Bornemeier, who has extensive military and emergency training, grabbed his medical kit and provided first aid to the victim, 81-year-old Albert Higginson of Midvale, himself a U.S. Marine Corps veteran.
“He was able to give me his name. He was…talking,” says Bornemeier. “He was answering all the questions that we need to ask.”
For ignoring the danger of passing cars and rendering assistance to Mr. Higginson on the busy street, the Air National Guard awarded Bornemeier the Utah Cross in a ceremony on March 15.
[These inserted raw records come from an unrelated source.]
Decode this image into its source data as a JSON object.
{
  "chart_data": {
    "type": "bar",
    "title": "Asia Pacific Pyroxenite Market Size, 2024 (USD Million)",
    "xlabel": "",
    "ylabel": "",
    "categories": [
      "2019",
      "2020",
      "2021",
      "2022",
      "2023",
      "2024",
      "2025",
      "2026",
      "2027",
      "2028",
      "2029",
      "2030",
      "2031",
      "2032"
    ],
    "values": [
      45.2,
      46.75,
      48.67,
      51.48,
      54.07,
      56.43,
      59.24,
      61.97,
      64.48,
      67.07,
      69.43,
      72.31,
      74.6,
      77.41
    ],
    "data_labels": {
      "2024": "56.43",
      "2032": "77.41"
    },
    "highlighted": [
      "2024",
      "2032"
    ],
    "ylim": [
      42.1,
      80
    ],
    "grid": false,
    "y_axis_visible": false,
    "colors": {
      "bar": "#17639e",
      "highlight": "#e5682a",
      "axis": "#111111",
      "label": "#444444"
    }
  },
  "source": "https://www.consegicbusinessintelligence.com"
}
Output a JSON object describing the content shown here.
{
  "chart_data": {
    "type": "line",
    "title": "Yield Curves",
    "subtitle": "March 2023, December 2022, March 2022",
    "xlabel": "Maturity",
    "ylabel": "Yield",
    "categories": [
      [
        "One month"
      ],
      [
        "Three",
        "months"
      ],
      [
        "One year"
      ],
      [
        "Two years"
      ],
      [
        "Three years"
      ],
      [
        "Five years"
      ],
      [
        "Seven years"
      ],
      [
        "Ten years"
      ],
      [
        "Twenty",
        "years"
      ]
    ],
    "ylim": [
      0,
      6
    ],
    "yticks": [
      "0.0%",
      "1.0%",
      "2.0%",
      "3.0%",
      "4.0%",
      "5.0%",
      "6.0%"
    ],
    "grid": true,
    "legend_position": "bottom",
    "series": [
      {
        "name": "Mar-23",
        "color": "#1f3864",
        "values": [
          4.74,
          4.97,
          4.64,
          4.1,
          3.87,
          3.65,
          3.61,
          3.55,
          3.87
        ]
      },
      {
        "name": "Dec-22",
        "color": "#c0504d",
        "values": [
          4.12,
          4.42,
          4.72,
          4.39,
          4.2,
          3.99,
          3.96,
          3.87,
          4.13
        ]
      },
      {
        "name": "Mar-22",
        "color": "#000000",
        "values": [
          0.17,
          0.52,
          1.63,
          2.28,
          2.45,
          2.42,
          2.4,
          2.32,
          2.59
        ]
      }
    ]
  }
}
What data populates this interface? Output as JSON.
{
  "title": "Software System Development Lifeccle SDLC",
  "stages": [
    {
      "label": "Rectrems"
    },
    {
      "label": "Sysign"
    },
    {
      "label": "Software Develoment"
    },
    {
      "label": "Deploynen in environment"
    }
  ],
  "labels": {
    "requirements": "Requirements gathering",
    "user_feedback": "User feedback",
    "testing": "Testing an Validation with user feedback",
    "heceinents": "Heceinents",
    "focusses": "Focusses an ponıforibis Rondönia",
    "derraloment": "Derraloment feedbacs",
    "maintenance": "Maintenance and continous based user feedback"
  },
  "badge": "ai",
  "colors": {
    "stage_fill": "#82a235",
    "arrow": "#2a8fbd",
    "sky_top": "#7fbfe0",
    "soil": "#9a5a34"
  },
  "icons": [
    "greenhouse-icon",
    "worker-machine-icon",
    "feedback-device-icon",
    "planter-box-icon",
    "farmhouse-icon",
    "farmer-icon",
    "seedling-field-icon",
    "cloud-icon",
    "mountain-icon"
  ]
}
At the presentation, The Adjutant General, Maj. Gen. Michael J. Turley, presented Bornemeier the medal.
“The honest truth is that none of us know that we’ll do the right thing until presented with that moment,” Turley said. “I can safely say that in this event, Sgt. Bornemeier did the right thing, at the right time, and for the right reasons.”
Bornemeier estimates he’s played a role in nearly 900 rescues in his 18 years as a volunteer with Davis County, including the nighttime operation to save three kayakers who capsized in the Great Salt Lake and the harrowing effort to airlift a skier with severe hypothermia out of Farmington Canyon, but this one was different. He was not able to save Mr. Higginson’s life and was there for his final words.
“It’s a hallowed, sacred time for a first responder to sometimes get those last words,” Sgt. Bornemeier said. “And I was able to get those to the family.”
Sgt. Bornemeier won’t share Mr. Higginson’s last words but says he’s honored he was there at that moment and able to relay them to his wife of 56 years and his daughter.